You can’t just invent a new genre, they gasped.

But that is precisely what he did. And today much of what is seen as hip church media is a direct spinoff of his work. Bell continues to use state of the art media to communicate his sermons in clever forms, and he does so because of his internal locus of control.

As an artist, he’s not interested in fitting into any particular definable category. He knows who he is and what he believes and how he wants to communicate both. His of work is built to his own specifications, and he’s been able to impact people around the world, regardless of popular opinion and public approval.

This approach to creating is objectively inspiring, even if you’re not a spiritual person.

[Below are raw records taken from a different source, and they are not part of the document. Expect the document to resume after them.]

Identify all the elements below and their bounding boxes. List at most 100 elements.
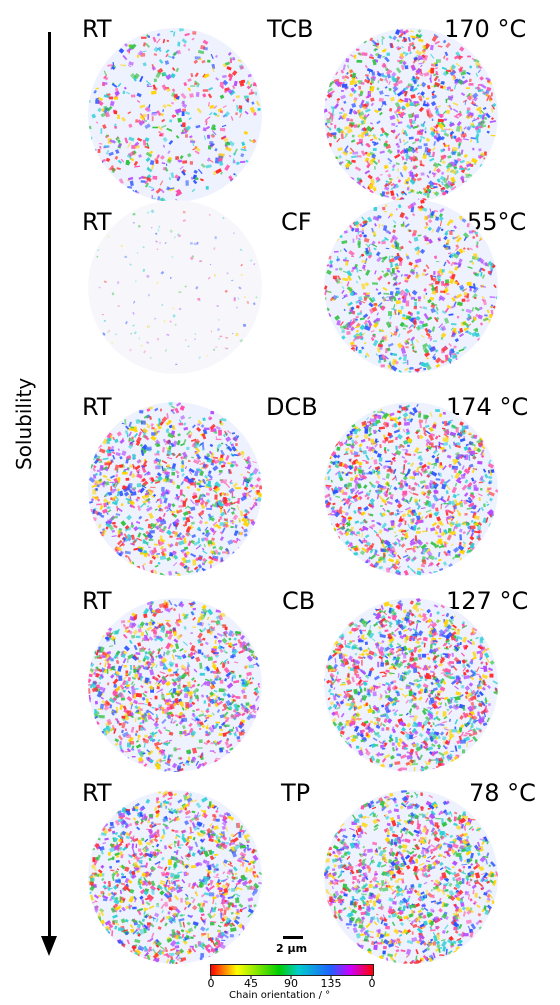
orientation-speckle — [182, 516, 187, 521]
orientation-speckle — [390, 190, 395, 197]
orientation-speckle — [419, 466, 422, 468]
orientation-speckle — [352, 109, 358, 115]
orientation-speckle — [333, 511, 337, 515]
orientation-speckle — [453, 84, 457, 90]
orientation-speckle — [408, 98, 413, 103]
orientation-speckle — [385, 487, 390, 494]
orientation-speckle — [485, 501, 489, 503]
orientation-speckle — [208, 86, 214, 91]
orientation-speckle — [208, 555, 214, 561]
orientation-speckle — [379, 192, 384, 198]
orientation-speckle — [450, 185, 457, 191]
orientation-speckle — [199, 485, 205, 487]
orientation-speckle — [174, 541, 179, 547]
orientation-speckle — [361, 332, 366, 337]
orientation-speckle — [384, 186, 390, 191]
orientation-speckle — [118, 552, 122, 557]
orientation-speckle — [127, 556, 132, 562]
orientation-speckle — [450, 181, 456, 185]
orientation-speckle — [443, 429, 450, 435]
orientation-speckle — [212, 126, 217, 131]
orientation-speckle — [416, 570, 422, 576]
orientation-speckle — [430, 470, 438, 477]
orientation-speckle — [215, 438, 222, 441]
orientation-speckle — [334, 522, 340, 528]
orientation-speckle — [377, 414, 382, 420]
orientation-speckle — [431, 284, 436, 291]
orientation-speckle — [332, 502, 336, 506]
orientation-speckle — [365, 269, 371, 276]
orientation-speckle — [127, 142, 131, 148]
orientation-speckle — [213, 247, 216, 250]
orientation-speckle — [361, 185, 366, 190]
orientation-speckle — [432, 162, 440, 168]
orientation-speckle — [204, 531, 211, 538]
orientation-speckle — [238, 517, 242, 523]
orientation-speckle — [383, 142, 389, 147]
orientation-speckle — [192, 148, 195, 151]
orientation-speckle — [427, 461, 432, 466]
orientation-speckle — [115, 149, 120, 154]
orientation-speckle — [152, 493, 157, 497]
orientation-speckle — [455, 444, 461, 449]
orientation-speckle — [363, 506, 369, 512]
orientation-speckle — [165, 489, 170, 495]
orientation-speckle — [363, 292, 367, 295]
orientation-speckle — [472, 480, 477, 485]
orientation-speckle — [479, 237, 483, 241]
orientation-speckle — [390, 244, 396, 249]
orientation-speckle — [445, 96, 451, 102]
orientation-speckle — [226, 445, 233, 452]
orientation-speckle — [180, 131, 187, 135]
orientation-speckle — [102, 481, 105, 488]
orientation-speckle — [187, 87, 192, 92]
orientation-speckle — [376, 42, 380, 46]
orientation-speckle — [111, 535, 117, 538]
orientation-speckle — [399, 138, 402, 144]
orientation-speckle — [332, 106, 335, 113]
orientation-speckle — [404, 520, 407, 526]
orientation-speckle — [187, 459, 191, 463]
orientation-speckle — [398, 260, 403, 267]
orientation-speckle — [405, 253, 408, 257]
orientation-speckle — [419, 163, 425, 167]
orientation-speckle — [350, 545, 357, 549]
orientation-speckle — [154, 570, 158, 575]
orientation-speckle — [147, 546, 151, 549]
orientation-speckle — [357, 427, 362, 432]
orientation-speckle — [362, 129, 369, 135]
orientation-speckle — [376, 347, 381, 353]
orientation-speckle — [477, 508, 481, 513]
orientation-speckle — [401, 496, 405, 502]
orientation-speckle — [352, 336, 359, 342]
orientation-speckle — [431, 118, 434, 121]
orientation-speckle — [146, 341, 150, 344]
orientation-speckle — [176, 495, 181, 499]
orientation-speckle — [415, 33, 422, 39]
orientation-speckle — [145, 488, 151, 494]
orientation-speckle — [435, 409, 440, 413]
orientation-speckle — [197, 563, 203, 569]
orientation-speckle — [409, 178, 416, 185]
orientation-speckle — [177, 41, 181, 47]
orientation-speckle — [192, 31, 197, 35]
orientation-speckle — [228, 74, 233, 82]
orientation-speckle — [360, 142, 364, 147]
orientation-speckle — [238, 105, 243, 110]
orientation-speckle — [180, 480, 185, 486]
orientation-speckle — [326, 255, 332, 260]
orientation-speckle — [152, 86, 158, 91]
orientation-speckle — [184, 546, 189, 550]
orientation-speckle — [232, 152, 236, 156]
orientation-speckle — [347, 160, 353, 166]
orientation-speckle — [142, 246, 145, 249]
orientation-speckle — [184, 506, 189, 510]
orientation-speckle — [373, 561, 380, 568]
orientation-speckle — [453, 506, 457, 510]
orientation-speckle — [178, 307, 182, 311]
orientation-speckle — [199, 260, 202, 263]
orientation-speckle — [435, 445, 438, 450]
orientation-speckle — [375, 288, 379, 291]
orientation-speckle — [118, 477, 120, 483]
orientation-speckle — [419, 248, 426, 255]
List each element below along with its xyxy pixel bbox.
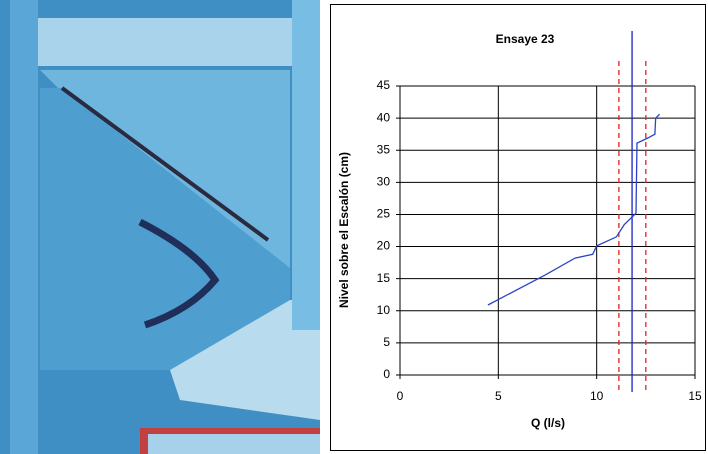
x-tick-label: 15 (688, 389, 702, 403)
y-tick-label: 15 (377, 271, 391, 285)
y-axis-title: Nivel sobre el Escalón (cm) (337, 152, 351, 308)
y-tick-label: 35 (377, 142, 391, 156)
x-tick-label: 10 (590, 389, 604, 403)
photo-panel (38, 18, 294, 66)
y-tick-label: 0 (383, 367, 390, 381)
y-tick-label: 40 (377, 110, 391, 124)
y-tick-label: 25 (377, 207, 391, 221)
x-axis-title: Q (l/s) (531, 416, 565, 430)
y-tick-label: 5 (383, 335, 390, 349)
y-tick-label: 30 (377, 175, 391, 189)
page: Ensaye 23 Q (l/s) Nivel sobre el Escalón… (0, 0, 708, 454)
figure: Ensaye 23 Q (l/s) Nivel sobre el Escalón… (0, 0, 708, 454)
y-tick-label: 45 (377, 78, 391, 92)
photo-post (10, 0, 38, 454)
x-tick-label: 0 (397, 389, 404, 403)
chart-title: Ensaye 23 (496, 32, 555, 46)
photo-beam-inner (148, 434, 320, 454)
y-tick-label: 20 (377, 239, 391, 253)
photo (0, 0, 320, 454)
chart-frame (331, 5, 706, 451)
x-tick-label: 5 (495, 389, 502, 403)
y-tick-label: 10 (377, 303, 391, 317)
photo-post-right (292, 0, 320, 330)
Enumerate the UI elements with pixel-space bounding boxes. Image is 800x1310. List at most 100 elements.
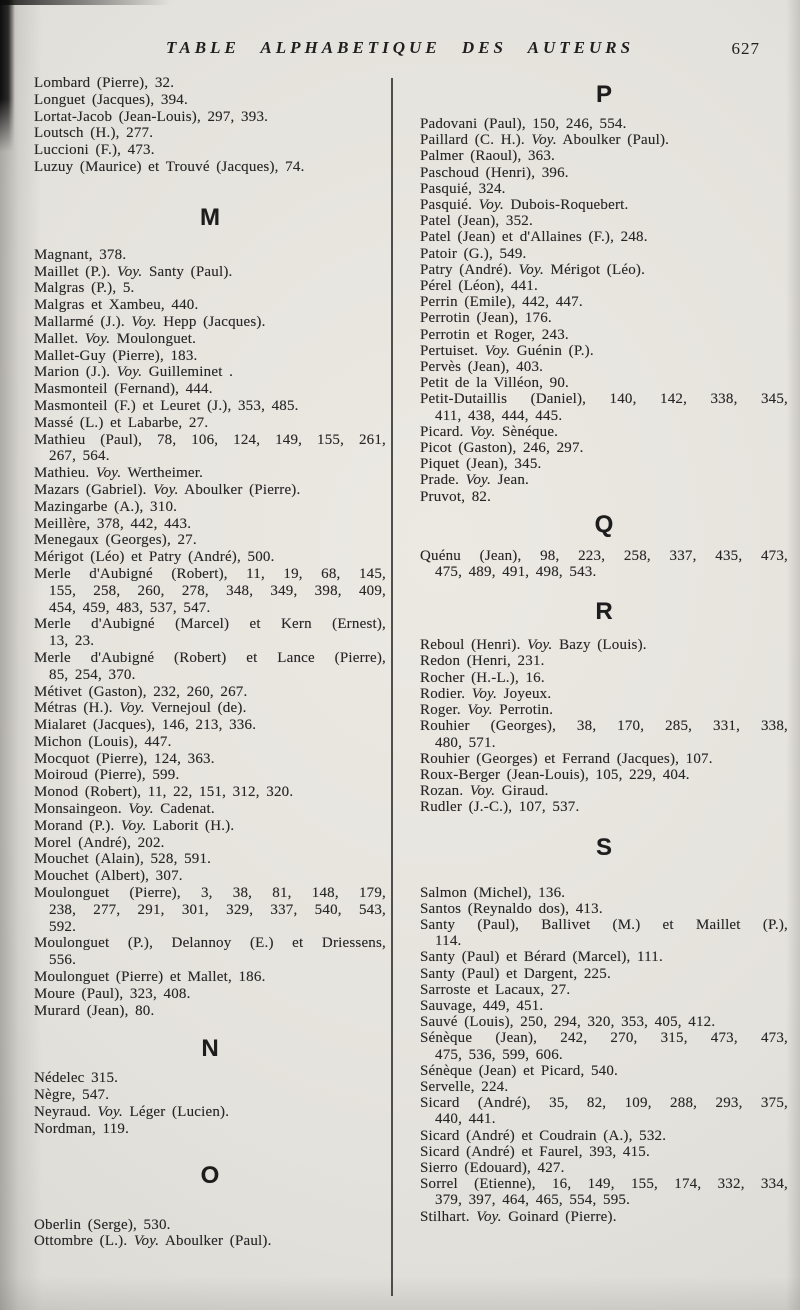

In fact, part of our job as creators is procuring inspiration from any and all contexts, irrespective of its contents.

How well do you do that?

If you’re grasping for inspiration in your work right now, let me recommend a personal creativity management tool called perceptual democracy.

Think of it as a filter. You treat everything you encounter with fundamental affirmation and radical acceptance. Knowing that your next great idea could come from anywhere.

Forget about agreeing with or even liking what you see. Even if a book, movie, performance or piece of art isn’t your thing, you can still gain energy from it.

From the architecture behind it. This perceptual democracy will deepen your intellectual flexibility and expand your imaginative reservoir.

And prolific work will follow suit.

Whose approval are you still waiting for?